1977 was one of the most turbulent years in New York City history – a citywide blackout during a scorching hot summer, the Son of Sam murders, a heated mayoral race, and not to mention, a revolution that was happening with the New York Yankees.
Jonathan Mahler paints a kaleidoscopic portrait of this turbulent time in the Big Apple in his new book, The Bronx is Burning.
The days of Mantle had passed, and the Yankees were fresh off a sweep by the Reds in the 1976 World Series. George Steinbrenner was making his impact felt – particularly by signing the top free agent at the time, Reggie Jackson. But with the brash Billy Martin at the helm of the club, the two personalities set off fireworks when they often clashed.
Mirroring this was a heated mayoral race between Ed Koch and Mario Cuomo, magnified by Rupert Murdoch’s purchase of the Post newspaper and his coverage of news with screaming headlines and superlative embellishments.

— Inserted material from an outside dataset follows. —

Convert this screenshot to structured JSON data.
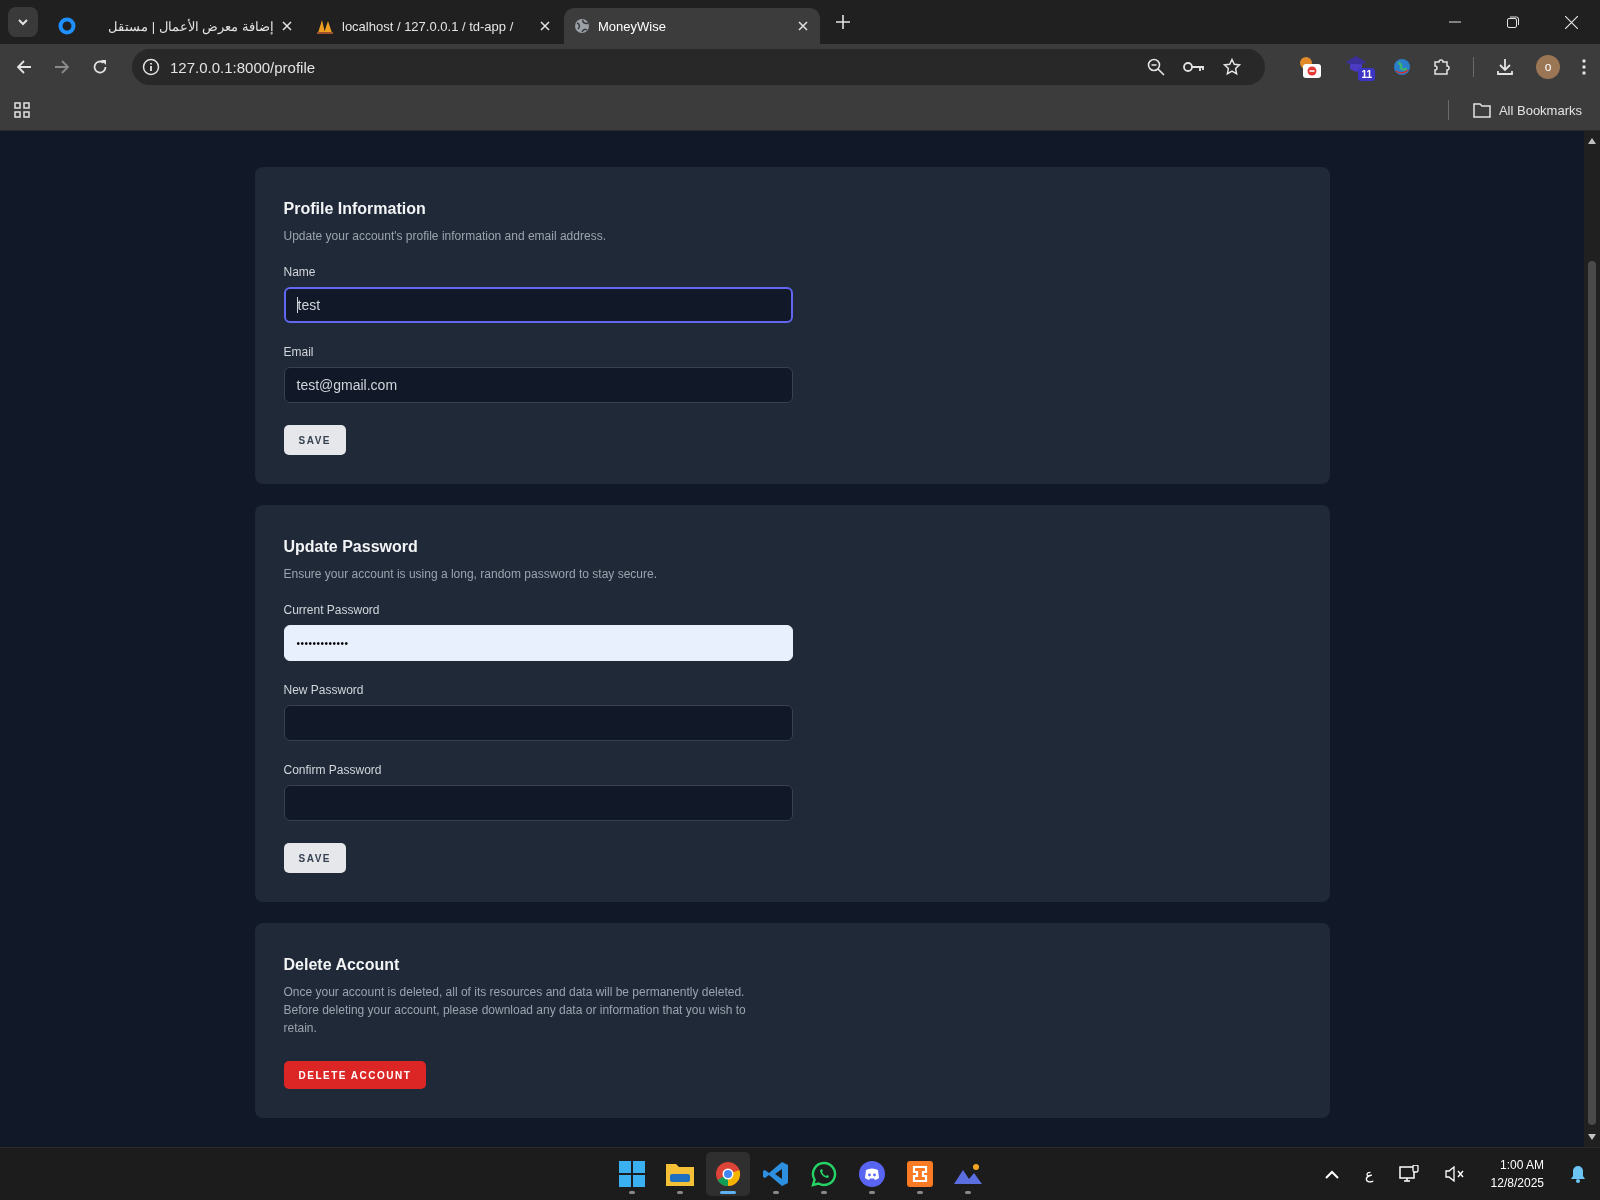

I found that I kept thinking this was a fictional novel — Mahler’s writing is so vivid that it almost seems made-up. Books with historical focus often lack the ability to put the reader in the middle of the action, but this one surely does not. From the looting after the blackouts, to chasing the Son of Sam, to being in Yankee Stadium for the World Series, Mahler picks you up from wherever you are and plops you right in the middle of the action.
Being a baseball fan – I wish more of the book had been about the games and the Yankees. Mahler’s could have easily transported you to the dugout, the clubhouse, or the Yankees boardroom at his choosing. However, it felt as if he was often spending more time on the stories happening in New York as opposed to the events with the ballclub.
However, that is not to fault him in any way — although be aware that if you pick this up as a baseball book, there is a lot of non-baseball reading that goes along with it.
The Bronx is Burning weaves several dynamic story lines together to create an outstanding narrative of 1977 in New York. Baseball is just one of the main story lines – which means this isn’t just a great baseball book, it’s a great book, period – and will also be an 8-part miniseries on ESPN starting July 9th.